The weekly rout came amid a spike in U.S. bond yields, which broadly pressured high-growth names. The yield on the U.S. 10-year Treasury climbed to about 1.77% on Friday, its highest since January 2020, after trading as low as under 1.4% in December. Higher rates are seen as a headwind for high-growth and relatively expensive stocks as they reduce the present value of future earnings.
Trading on Friday was also impacted by the latest jobs report, which showed a drop in the unemployment rate and an increase in wages.
Among other names, Apple Inc. rose 0.1% on Friday, while Amazon.com Inc. lost 0.4% and Meta Platforms Inc. slid 0.2%.
The iShares Expanded Tech-Software Sector ETF fell 0.8%. For the week, it fell 8.8% in its biggest drop since March 2020. The scale of the recent weakness has some analysts seeing value in the sector. Goldman Sachs wrote that “the group may be oversold,” given a positive view for demand trends in 2022.

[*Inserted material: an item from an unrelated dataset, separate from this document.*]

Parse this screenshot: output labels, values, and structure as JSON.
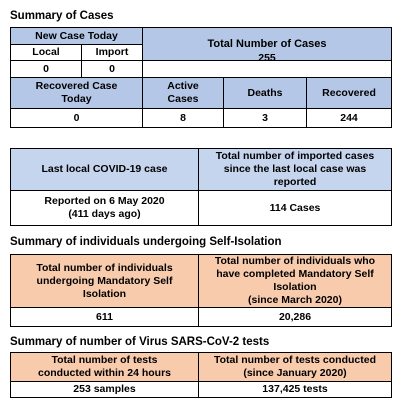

For Microsoft and Alphabet, the rough start to 2022 comes after a year where both companies sharply outperformed. Alphabet gained 65% over the course of 2021, more than double the nearly 27% return of the Nasdaq 100 Index. Microsoft rose more than 50% last year, its 10th straight positive year, as well as its ninth straight year with a double-digit advance.